Division of Family Property
If you have lived with a partner for some time, then chances are good that the two of you acquired at least some property together. While property division for legally married couples is straightforward, with each party taking away half of the marital assets unless a valid prenuptial agreement exists, things are different for common-law partners. In this case, the courts usually divide the property according to who purchased the property and each partner's amount of financial contribution to the relationship. Because it can be difficult to prove your financial contribution, a cohabitation agreement is advisable.

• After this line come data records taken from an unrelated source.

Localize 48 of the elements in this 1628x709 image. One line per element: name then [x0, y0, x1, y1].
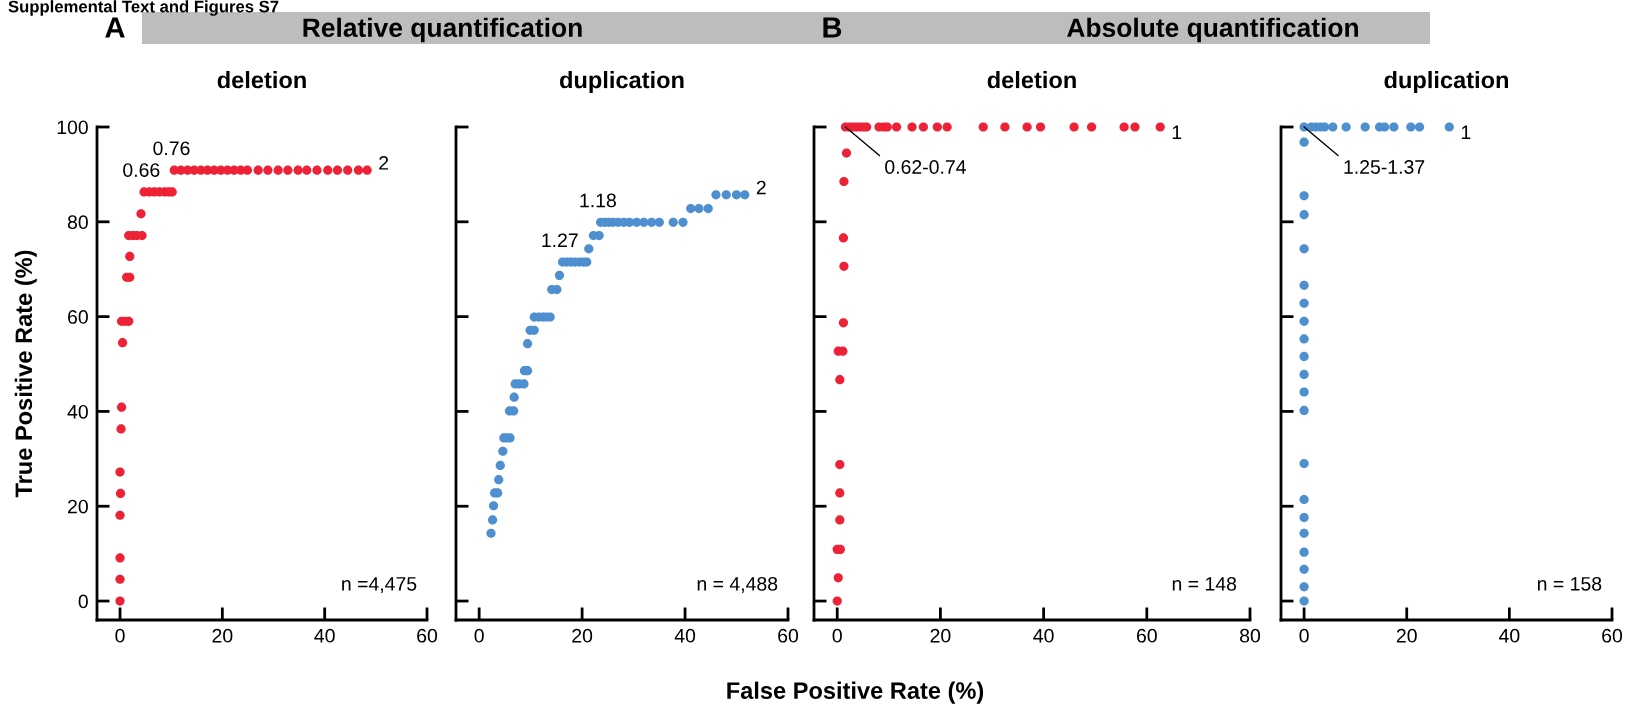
x-tick-label: 60	[778, 628, 799, 643]
y-tick-label: 60	[68, 310, 88, 324]
chart-title: duplication	[1384, 71, 1508, 94]
annotation: 1.27	[542, 233, 578, 247]
x-tick-label: 60	[1602, 628, 1623, 643]
chart-title: deletion	[987, 71, 1076, 89]
annotation: 0.66	[123, 163, 160, 177]
annotation: n = 148	[1172, 576, 1237, 591]
text: Supplemental Text and Figures S7	[8, 0, 279, 16]
annotation: n =4,475	[342, 577, 417, 594]
text: A	[105, 17, 125, 38]
annotation: 0.62-0.74	[885, 160, 966, 174]
x-tick-label: 0	[474, 628, 484, 643]
x-tick-label: 0	[832, 628, 842, 643]
y-tick-label: 0	[78, 594, 88, 609]
x-tick-label: 40	[674, 628, 696, 643]
annotation: 2	[756, 180, 766, 195]
x-tick-label: 20	[1396, 628, 1417, 643]
annotation: 2	[379, 156, 389, 170]
text: B	[823, 17, 842, 38]
text: Absolute quantification	[1067, 17, 1358, 43]
x-tick-label: 40	[1033, 628, 1054, 643]
annotation: n = 4,488	[697, 576, 778, 594]
x-tick-label: 80	[1240, 628, 1261, 643]
x-tick-label: 40	[1499, 628, 1520, 643]
x-tick-label: 0	[115, 628, 125, 643]
text: Relative quantification	[303, 17, 582, 43]
y-tick-label: 80	[67, 215, 88, 230]
x-tick-label: 20	[212, 628, 233, 643]
y-tick-label: 20	[68, 499, 88, 514]
y-tick-label: 100	[57, 120, 88, 135]
x-tick-label: 60	[1136, 628, 1157, 643]
x-axis-title: False Positive Rate (%)	[727, 681, 984, 704]
x-tick-label: 40	[314, 628, 335, 643]
annotation: 1.25-1.37	[1344, 160, 1425, 174]
y-tick-label: 40	[67, 404, 88, 419]
annotation: 0.76	[153, 141, 190, 156]
y-axis-title: True Positive Rate (%)	[14, 250, 37, 498]
x-tick-label: 20	[930, 628, 951, 643]
x-tick-label: 20	[572, 628, 593, 643]
annotation: 1.18	[580, 193, 616, 208]
x-tick-label: 0	[1299, 628, 1309, 643]
annotation: n = 158	[1537, 576, 1602, 591]
x-tick-label: 60	[417, 628, 438, 643]
chart-title: duplication	[560, 71, 684, 94]
annotation: 1	[1172, 125, 1182, 139]
annotation: 1	[1461, 125, 1471, 139]
chart-title: deletion	[217, 71, 306, 89]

Your Rights to a Cohabitation Agreement
A cohabitation agreement is beneficial for both of the parties in a common law relationship, as they line out prearrangements. In most cases, it is an agreed-upon child and spousal support arrangement. It also serves as a basis for property division, and it is possible to modify the agreement each time one partner purchases new property. Because it is often difficult to prove financial contributions, such an agreement is beneficial. Courts abide by such agreements with the same frequency with which they abide by prenuptial agreements, so they are legally binding unless viewed by the courts as severely unfair to one party or the other.
Although a common law relationship is not a marriage, it is a recognized partnership under Toronto law. You have a responsibility to assist your partner financially in some cases, including paying spousal support Toronto, but you also have a right to protect yourself and your best interests with a legally binding cohabitation agreement.